Ogden joins colleagues John Whitmire and Juan Hinojosa in focusing legislative attention on TYC, whose exective director recently resigned amid news reports that the agency covered up investigations of sexual abuse of incarcerated children. He added that the turnover rate among juvenile corrections officers has risen from 33% to 50%.
The allegations surrounding TYC “will make you sick to your stomach. I can’t think of anything worse than incarcerating children, and then … destroying them,” Ogden said. “These kids [who have been abused] are finished. They are ruined for life. I don’t know how you ever get them back.”
In the cases of TYC and TSU, Ogden has come to believe that the fix is putting them into conservatorship. “Which means firing everybody and starting over.” The situation at Texas Southern is so drastic that the university is in danger of defaulting on its obligations. The question is not ‘if?’, the question is ‘when?'” Ogden said. He blames “gross fiscal mismanagement.” The Legislature has never been willing to address the long history of financial problems at the historically black university because “the race card always gets played and we just sort of draw back. The tendency will be to look for a political escape hatch.”
But he compared Texas Southern’s predicament to Lamar University’s ten years ago, when the Legislature put the college in the Texas State University System because of governance issues. “It was part of a local political cocoon and it was corrupt. I see a similarity at Texas Southern.”
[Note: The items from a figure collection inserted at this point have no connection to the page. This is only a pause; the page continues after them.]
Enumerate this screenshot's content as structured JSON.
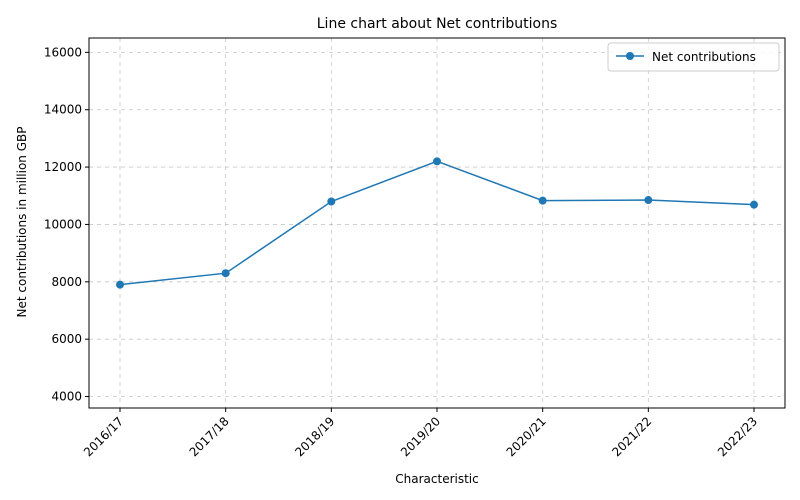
{
  "chart_data": {
    "type": "line",
    "title": "Line chart about Net contributions",
    "xlabel": "Characteristic",
    "ylabel": "Net contributions in million GBP",
    "categories": [
      "2016/17",
      "2017/18",
      "2018/19",
      "2019/20",
      "2020/21",
      "2021/22",
      "2022/23"
    ],
    "series": [
      {
        "name": "Net contributions",
        "values": [
          7900,
          8300,
          10800,
          12200,
          10830,
          10850,
          10690
        ],
        "color": "#1f77b4"
      }
    ],
    "ylim": [
      3600,
      16500
    ],
    "yticks": [
      4000,
      6000,
      8000,
      10000,
      12000,
      14000,
      16000
    ],
    "grid": true,
    "legend_position": "top-right"
  }
}
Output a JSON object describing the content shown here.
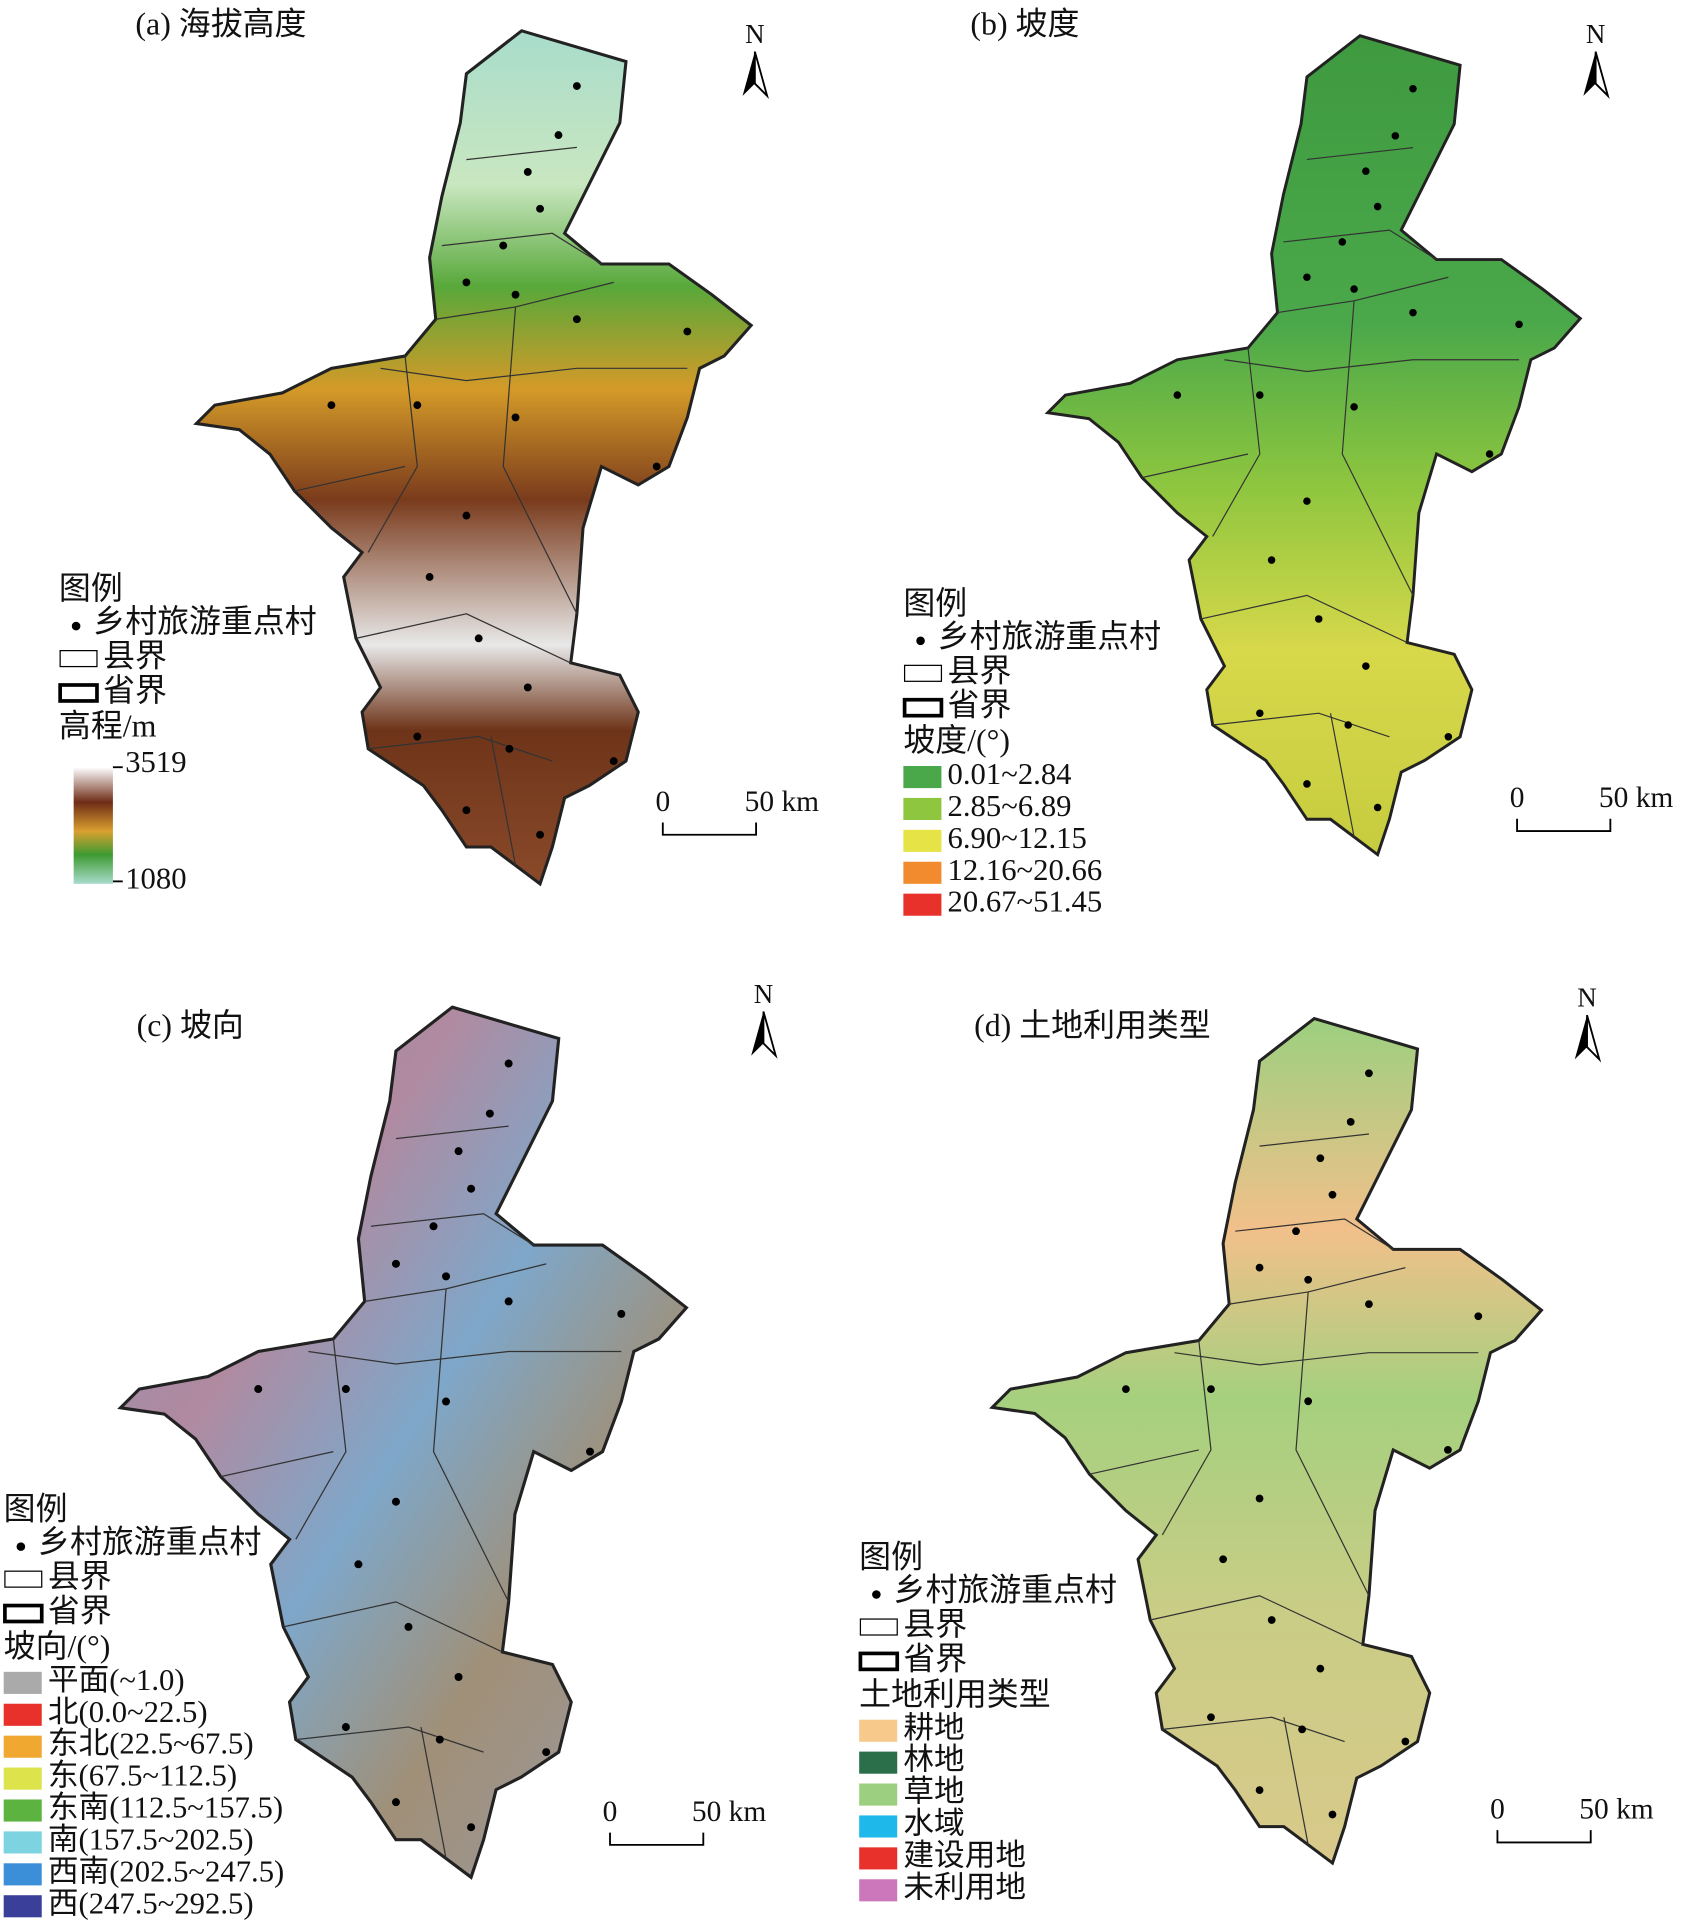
{
  "panels": [
    {
      "title": "(a) 海拔高度",
      "north": "N",
      "legend": {
        "title": "图例",
        "village": "乡村旅游重点村",
        "county": "县界",
        "province": "省界",
        "scale_title": "高程/m",
        "max": 3519,
        "min": 1080
      },
      "scale": {
        "zero": "0",
        "length": "50 km"
      }
    },
    {
      "title": "(b) 坡度",
      "north": "N",
      "legend": {
        "title": "图例",
        "village": "乡村旅游重点村",
        "county": "县界",
        "province": "省界",
        "scale_title": "坡度/(°)",
        "classes": [
          {
            "label": "0.01~2.84",
            "color": "#4aa84a"
          },
          {
            "label": "2.85~6.89",
            "color": "#8ec63f"
          },
          {
            "label": "6.90~12.15",
            "color": "#e5e345"
          },
          {
            "label": "12.16~20.66",
            "color": "#f28a2e"
          },
          {
            "label": "20.67~51.45",
            "color": "#e8312a"
          }
        ]
      },
      "scale": {
        "zero": "0",
        "length": "50 km"
      }
    },
    {
      "title": "(c) 坡向",
      "north": "N",
      "legend": {
        "title": "图例",
        "village": "乡村旅游重点村",
        "county": "县界",
        "province": "省界",
        "scale_title": "坡向/(°)",
        "classes": [
          {
            "label": "平面(~1.0)",
            "color": "#aaaaaa"
          },
          {
            "label": "北(0.0~22.5)",
            "color": "#e8312a"
          },
          {
            "label": "东北(22.5~67.5)",
            "color": "#f0a830"
          },
          {
            "label": "东(67.5~112.5)",
            "color": "#dde34a"
          },
          {
            "label": "东南(112.5~157.5)",
            "color": "#5db33f"
          },
          {
            "label": "南(157.5~202.5)",
            "color": "#7dd3e0"
          },
          {
            "label": "西南(202.5~247.5)",
            "color": "#3a8fd8"
          },
          {
            "label": "西(247.5~292.5)",
            "color": "#3a3f99"
          }
        ]
      },
      "scale": {
        "zero": "0",
        "length": "50 km"
      }
    },
    {
      "title": "(d) 土地利用类型",
      "north": "N",
      "legend": {
        "title": "图例",
        "village": "乡村旅游重点村",
        "county": "县界",
        "province": "省界",
        "scale_title": "土地利用类型",
        "classes": [
          {
            "label": "耕地",
            "color": "#f7c98b"
          },
          {
            "label": "林地",
            "color": "#2a6e4a"
          },
          {
            "label": "草地",
            "color": "#9ccf7f"
          },
          {
            "label": "水域",
            "color": "#1fb8ea"
          },
          {
            "label": "建设用地",
            "color": "#e8312a"
          },
          {
            "label": "未利用地",
            "color": "#cc77bb"
          }
        ]
      },
      "scale": {
        "zero": "0",
        "length": "50 km"
      }
    }
  ]
}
Ogden said he was researching the statute on conservatorship to see if it fit Texas Southern’s situation. But the issue could be resolved by placing it under the auspices of a university system, like University of Houston, Texas State, or the University of Texas.
Calling TxDOT “totally out of control,” Ogden said the Legislature needs to exert more control over how the spends money. “Politically, they are killing us all,” he said of the agency. One method of getting the agency’s attention would be to “create a TxDOT reform bill and tie its passage to the budget.” Of course, if the reform bill failed, the Legislature would be forced into special session. “I’m not sure there are enough people in this building with the guts to put the Legislature in special session” over TxDOT. Another option would be to “limit what they can spend their money on through a rider in the budget,” he noted.
While the three agencies are unrelated in constituency and mission, Ogden said they all exhibit a disfunctional behavior and culture. “I don’t know if I can change behavor and culture at state agencies through the budget,” he said. “But I am going to try.”